Debating societies, which prior to the Enlightenment were exclusively male, gained popularity in London in the 1750s. Women in England entered the conversation on Enlightenment ideals by joining the debating societies. Anyone who paid an admission fee would be able to enter and speak. Financial status was a barrier to some in the lower classes, but admission of women into debating societies opened up political and social discourse to a larger portion of society. The societies were the only outlet for lower and middle class individuals to express unorthodox views of the time. The women's only debating societies brought to public notice the burgeoning demand for equal education, equal political rights, and the protection of women's occupations. Women's attendance at debating societies was seen as an incursion on male space and drew considerable criticism. This criticism was a driver for the creation of women's only debating societies.

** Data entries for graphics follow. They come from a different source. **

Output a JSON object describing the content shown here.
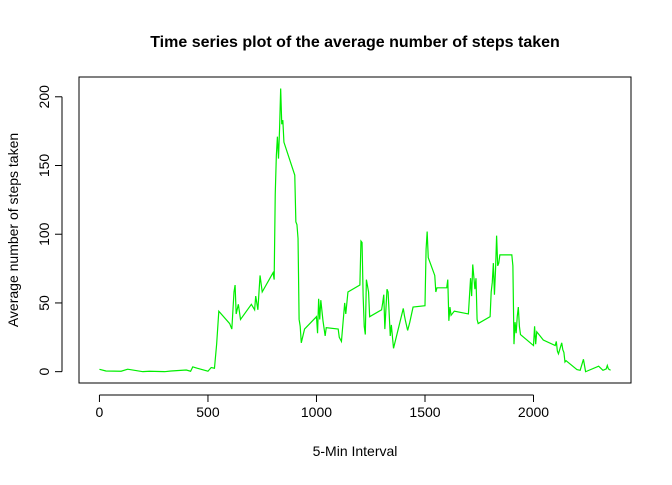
{
  "chart_data": {
    "type": "line",
    "title": "Time series plot of the average number of steps taken",
    "x_label": "5-Min Interval",
    "y_label": "Average number of steps taken",
    "x": [
      0,
      30,
      100,
      130,
      200,
      230,
      300,
      330,
      400,
      420,
      430,
      440,
      450,
      500,
      515,
      530,
      540,
      550,
      600,
      610,
      620,
      625,
      630,
      640,
      650,
      700,
      715,
      720,
      730,
      740,
      750,
      800,
      805,
      810,
      815,
      820,
      825,
      830,
      835,
      840,
      845,
      850,
      900,
      905,
      910,
      915,
      920,
      925,
      930,
      945,
      1000,
      1005,
      1010,
      1015,
      1020,
      1030,
      1040,
      1045,
      1100,
      1105,
      1115,
      1130,
      1135,
      1145,
      1200,
      1205,
      1210,
      1215,
      1220,
      1225,
      1230,
      1240,
      1245,
      1300,
      1305,
      1310,
      1315,
      1325,
      1330,
      1340,
      1345,
      1355,
      1400,
      1405,
      1410,
      1420,
      1430,
      1445,
      1500,
      1505,
      1510,
      1515,
      1545,
      1550,
      1555,
      1600,
      1605,
      1610,
      1615,
      1620,
      1635,
      1700,
      1710,
      1715,
      1720,
      1725,
      1730,
      1735,
      1740,
      1745,
      1800,
      1805,
      1810,
      1815,
      1820,
      1825,
      1830,
      1835,
      1840,
      1845,
      1900,
      1905,
      1910,
      1915,
      1920,
      1925,
      1930,
      1935,
      1940,
      2000,
      2005,
      2010,
      2015,
      2030,
      2045,
      2100,
      2105,
      2110,
      2115,
      2130,
      2135,
      2140,
      2145,
      2150,
      2200,
      2215,
      2230,
      2240,
      2245,
      2300,
      2320,
      2335,
      2340,
      2345,
      2355
    ],
    "series": [
      {
        "name": "steps",
        "color": "#00ee00",
        "values": [
          1.7,
          0.5,
          0.3,
          1.8,
          0,
          0.3,
          0,
          0.5,
          1.2,
          0.3,
          3.5,
          3,
          2.5,
          0.3,
          3,
          2.5,
          20,
          44,
          35,
          31,
          58,
          63,
          42,
          49,
          38,
          49,
          45,
          55,
          45,
          70,
          58,
          72,
          67,
          129,
          157,
          171,
          155,
          177,
          206,
          180,
          183,
          167,
          143,
          109,
          107,
          97,
          38,
          33,
          21,
          31,
          40,
          28,
          53,
          38,
          52,
          37,
          26,
          32,
          31,
          25,
          22,
          50,
          42,
          58,
          63,
          95,
          94,
          55,
          33,
          27,
          67,
          58,
          40,
          45,
          50,
          56,
          31,
          60,
          58,
          26,
          34,
          17,
          46,
          41,
          37,
          30,
          36,
          47,
          48,
          89,
          102,
          83,
          70,
          58,
          61,
          61,
          67,
          37,
          47,
          41,
          44,
          42,
          68,
          55,
          78,
          69,
          60,
          68,
          38,
          35,
          40,
          58,
          65,
          79,
          56,
          74,
          99,
          77,
          79,
          85,
          85,
          77,
          20,
          36,
          28,
          40,
          47,
          33,
          27,
          19,
          33,
          20,
          29,
          26,
          23,
          19,
          22,
          15,
          13,
          21,
          16,
          14,
          7,
          8,
          1.5,
          1,
          9,
          0,
          0.3,
          4,
          1,
          2,
          4.5,
          2,
          1
        ]
      }
    ],
    "xlim": [
      -94.2,
      2449.2
    ],
    "ylim": [
      -8.25,
      214.4
    ],
    "xticks": [
      0,
      500,
      1000,
      1500,
      2000
    ],
    "yticks": [
      0,
      50,
      100,
      150,
      200
    ]
  }
}
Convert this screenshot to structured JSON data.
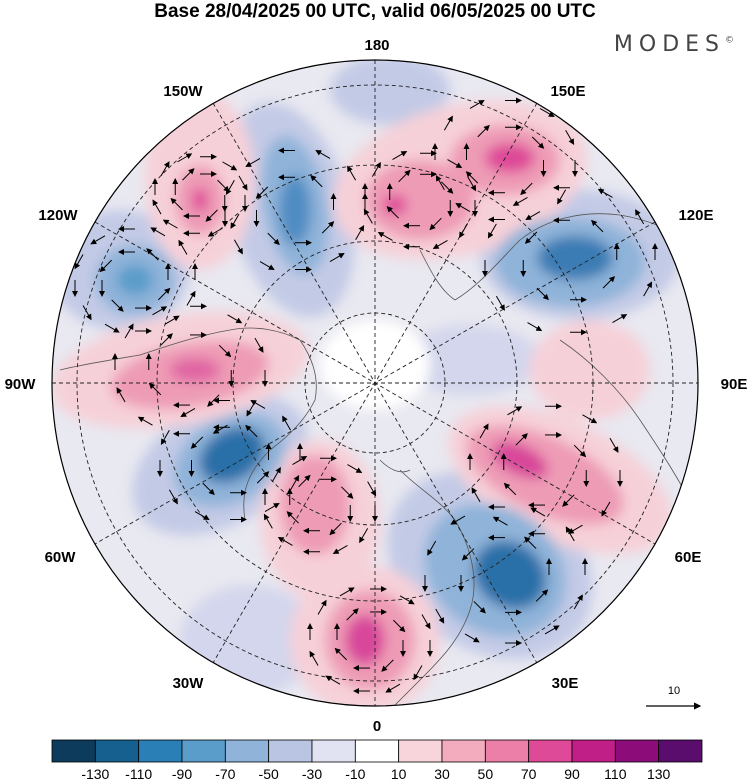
{
  "title": "Base 28/04/2025 00 UTC, valid 06/05/2025 00 UTC",
  "brand": "MODES",
  "brand_mark": "©",
  "longitude_labels": {
    "top": "180",
    "top_right": "150E",
    "right_upper": "120E",
    "right": "90E",
    "right_lower": "60E",
    "bottom_right": "30E",
    "bottom": "0",
    "bottom_left": "30W",
    "left_lower": "60W",
    "left": "90W",
    "left_upper": "120W",
    "top_left": "150W"
  },
  "reference_vector_label": "10",
  "colorbar": {
    "ticks": [
      "-130",
      "-110",
      "-90",
      "-70",
      "-50",
      "-30",
      "-10",
      "10",
      "30",
      "50",
      "70",
      "90",
      "110",
      "130"
    ],
    "colors": [
      "#0d3b5c",
      "#15608f",
      "#2a7fb6",
      "#5a9cca",
      "#8fb3d9",
      "#b9c5e3",
      "#e1e3f2",
      "#ffffff",
      "#f8d5da",
      "#f3acbd",
      "#ec7fa8",
      "#de4a98",
      "#c11f88",
      "#8c0d7a",
      "#5b0d6e"
    ]
  },
  "anomaly_colors": {
    "neg_strong": "#2a6fa8",
    "neg_mid": "#6f9ccc",
    "neg_weak": "#c3cae6",
    "pos_weak": "#f6d0d8",
    "pos_mid": "#ee9bb6",
    "pos_strong": "#d8479a"
  }
}
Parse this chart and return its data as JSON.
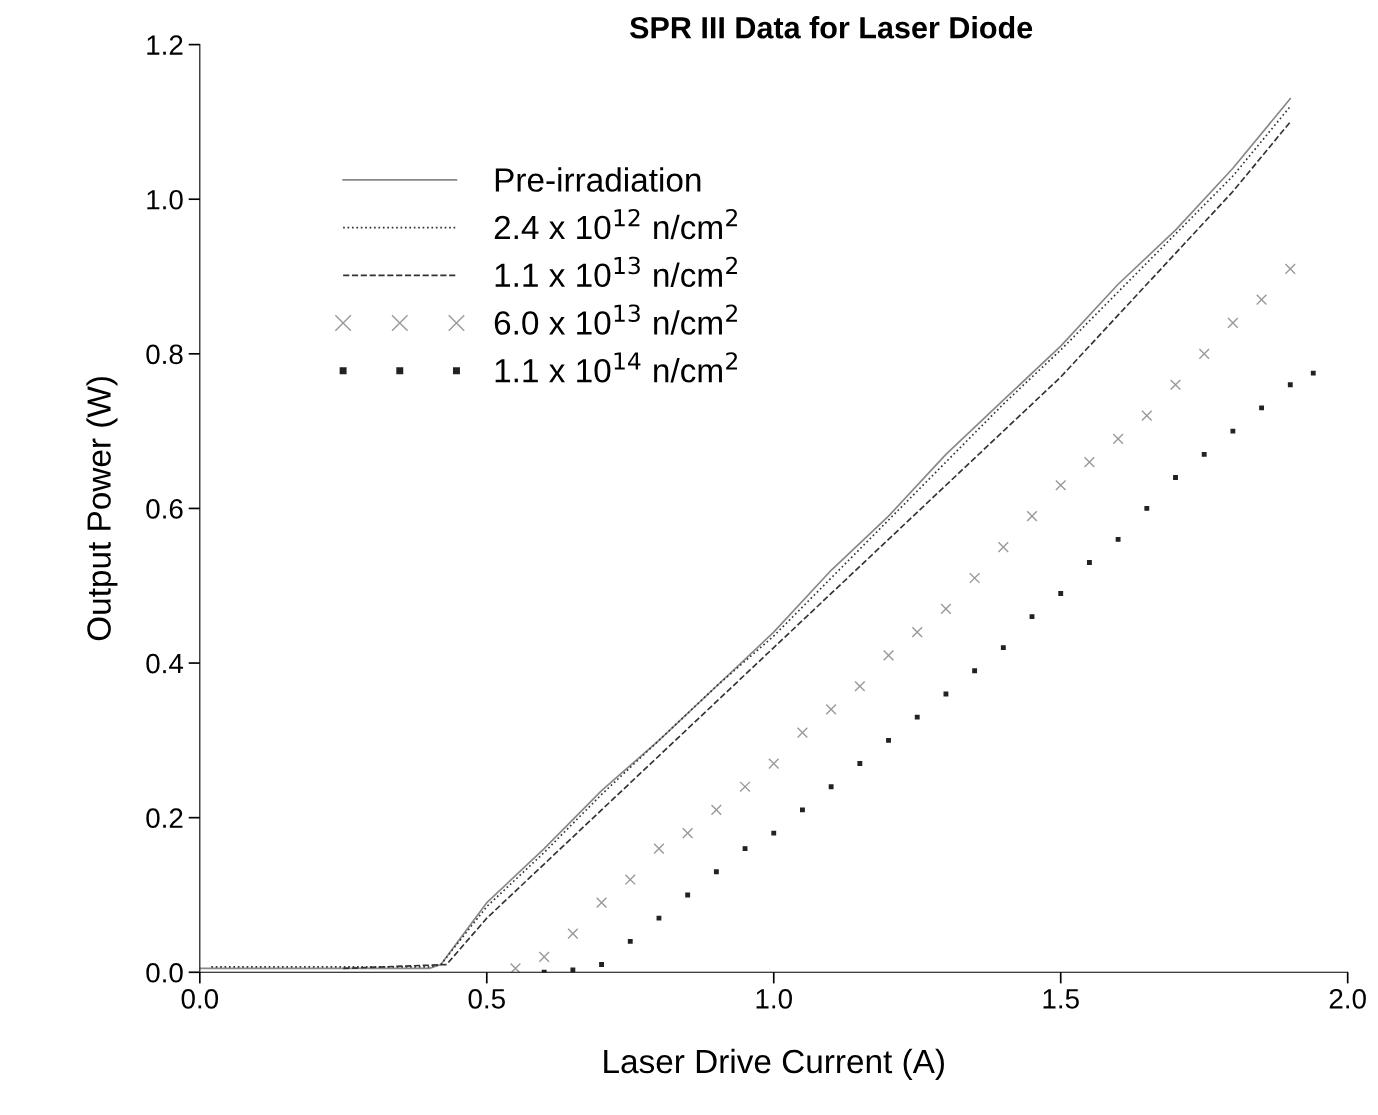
{
  "chart_data": {
    "type": "line",
    "title": "SPR III Data for Laser Diode",
    "xlabel": "Laser Drive Current (A)",
    "ylabel": "Output Power (W)",
    "xlim": [
      0,
      2.0
    ],
    "ylim": [
      0,
      1.2
    ],
    "xticks": [
      {
        "value": 0,
        "label": "0.0"
      },
      {
        "value": 0.5,
        "label": "0.5"
      },
      {
        "value": 1.0,
        "label": "1.0"
      },
      {
        "value": 1.5,
        "label": "1.5"
      },
      {
        "value": 2.0,
        "label": "2.0"
      }
    ],
    "yticks": [
      {
        "value": 0,
        "label": "0.0"
      },
      {
        "value": 0.2,
        "label": "0.2"
      },
      {
        "value": 0.4,
        "label": "0.4"
      },
      {
        "value": 0.6,
        "label": "0.6"
      },
      {
        "value": 0.8,
        "label": "0.8"
      },
      {
        "value": 1.0,
        "label": "1.0"
      },
      {
        "value": 1.2,
        "label": "1.2"
      }
    ],
    "grid": false,
    "legend": "top left",
    "series": [
      {
        "name": "Pre-irradiation",
        "color": "#888888",
        "line_style": "solid",
        "marker": "none",
        "x": [
          0,
          0.2,
          0.4,
          0.42,
          0.5,
          0.6,
          0.7,
          0.8,
          0.9,
          1.0,
          1.1,
          1.2,
          1.3,
          1.4,
          1.5,
          1.6,
          1.7,
          1.8,
          1.9
        ],
        "values": [
          0.005,
          0.005,
          0.005,
          0.01,
          0.09,
          0.16,
          0.235,
          0.3,
          0.37,
          0.44,
          0.52,
          0.59,
          0.67,
          0.74,
          0.81,
          0.89,
          0.96,
          1.04,
          1.13
        ]
      },
      {
        "name": "2.4 x 10$^{12}$ n/cm$^{2}$",
        "color": "#333333",
        "line_style": "dotted",
        "marker": "none",
        "x": [
          0.02,
          0.2,
          0.4,
          0.42,
          0.5,
          0.6,
          0.7,
          0.8,
          0.9,
          1.0,
          1.1,
          1.2,
          1.3,
          1.4,
          1.5,
          1.6,
          1.7,
          1.8,
          1.9
        ],
        "values": [
          0.007,
          0.007,
          0.007,
          0.01,
          0.085,
          0.155,
          0.23,
          0.3,
          0.37,
          0.435,
          0.51,
          0.585,
          0.66,
          0.735,
          0.805,
          0.88,
          0.955,
          1.03,
          1.12
        ]
      },
      {
        "name": "1.1 x 10$^{13}$ n/cm$^{2}$",
        "color": "#333333",
        "line_style": "dashed",
        "marker": "none",
        "x": [
          0.25,
          0.43,
          0.5,
          0.6,
          0.7,
          0.8,
          0.9,
          1.0,
          1.1,
          1.2,
          1.3,
          1.4,
          1.5,
          1.6,
          1.7,
          1.8,
          1.9
        ],
        "values": [
          0.005,
          0.01,
          0.07,
          0.14,
          0.21,
          0.28,
          0.35,
          0.42,
          0.49,
          0.56,
          0.63,
          0.7,
          0.77,
          0.85,
          0.93,
          1.01,
          1.1
        ]
      },
      {
        "name": "6.0 x 10$^{13}$ n/cm$^{2}$",
        "type": "scatter",
        "color": "#999999",
        "marker": "cross",
        "x": [
          0.55,
          0.6,
          0.65,
          0.7,
          0.75,
          0.8,
          0.85,
          0.9,
          0.95,
          1.0,
          1.05,
          1.1,
          1.15,
          1.2,
          1.25,
          1.3,
          1.35,
          1.4,
          1.45,
          1.5,
          1.55,
          1.6,
          1.65,
          1.7,
          1.75,
          1.8,
          1.85,
          1.9
        ],
        "values": [
          0.005,
          0.02,
          0.05,
          0.09,
          0.12,
          0.16,
          0.18,
          0.21,
          0.24,
          0.27,
          0.31,
          0.34,
          0.37,
          0.41,
          0.44,
          0.47,
          0.51,
          0.55,
          0.59,
          0.63,
          0.66,
          0.69,
          0.72,
          0.76,
          0.8,
          0.84,
          0.87,
          0.91
        ]
      },
      {
        "name": "1.1 x 10$^{14}$ n/cm$^{2}$",
        "type": "scatter",
        "color": "#222222",
        "marker": "square",
        "x": [
          0.6,
          0.65,
          0.7,
          0.75,
          0.8,
          0.85,
          0.9,
          0.95,
          1.0,
          1.05,
          1.1,
          1.15,
          1.2,
          1.25,
          1.3,
          1.35,
          1.4,
          1.45,
          1.5,
          1.55,
          1.6,
          1.65,
          1.7,
          1.75,
          1.8,
          1.85,
          1.9,
          1.94
        ],
        "values": [
          0.0,
          0.003,
          0.01,
          0.04,
          0.07,
          0.1,
          0.13,
          0.16,
          0.18,
          0.21,
          0.24,
          0.27,
          0.3,
          0.33,
          0.36,
          0.39,
          0.42,
          0.46,
          0.49,
          0.53,
          0.56,
          0.6,
          0.64,
          0.67,
          0.7,
          0.73,
          0.76,
          0.775
        ]
      }
    ]
  }
}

At the end of 1780, there were four known women-only debating societies: La Belle Assemblee, the Female Parliament, the Carlisle House Debates for Ladies only, and the Female Congress. The topics often dealt with questions of male and female relations, marriage, courtship, and whether women should be allowed to partake in the political culture.

Though women were asked to partake in debating societies, there were stipulations as to which societies they could be a part of and when they were permitted to attend. Women were only allowed to participate when no  alcohol was present. Although women attended and participated in debating societies, they were often accused of not holding valid arguments and acting simply as puppets.

Print
Women were more involved in publishing their writings than previously thought. In order to publish work during most of the Enlightenment, a married woman had to have written consent from her husband. As the Old Regime began to fail, women became more prolific in their publications. Publishers were no longer concerned about a husband's consent, and a more commercial attitude was adopted, publishing books that were going to sell. With the new economic outlook of the Enlightenment, female writers were granted more opportunity in the print sphere.

The opening up of the publishing world made it easier for women to make a living off of the profession. Writing was an ideal occupation as it was mentally fulfilling, could be done anywhere and was adaptable to life's circumstances. Many women who wrote did not depend on the money and often wrote for charities. Topics they chose often defied the gender roles of the day as there were few boundaries of self-expression.

Print culture became far more accessible to women in the 18th century. Through the production of cheap editions and through the expanding amount of books targeted toward a female readership, women were more able to access education. Prior to the 18th century, many women gained knowledge from correspondence with males because books were not as accessible to them. Social circles emerged around printed books. While the reading habits of men revolved around silent study, women used reading as a social activity. Reading books in intimate gatherings became a mode that fostered discourse among women.

Academic competitions 
Some historians, such as Pieretti and John Iverson, say participation of women in academic competitions peaked during the time of King Louis XIV and slowly tapered off. Others, like Robert Darnton, fail to mention them at all. Jeremy Caradonna presents evidence to the contrary, showing that 49 of the over 2000 prize competitions were won by women. This number is a little misleading, however, because many of the women won on more than one occasion. The idea that women only won because the prize competitions were completely anonymous is dispelled by Caradonna as well.

Questions shifted from men-centric interests to questions regarding women's rights and education, encouraging female participation. The Academy of Besançon was one to receive many female entries during the two years the competition was open. One of the members of the Academy released a pamphlet reprimanding misogynist opinions. Though there were many women who participated, only winning a prize competition ensured publication.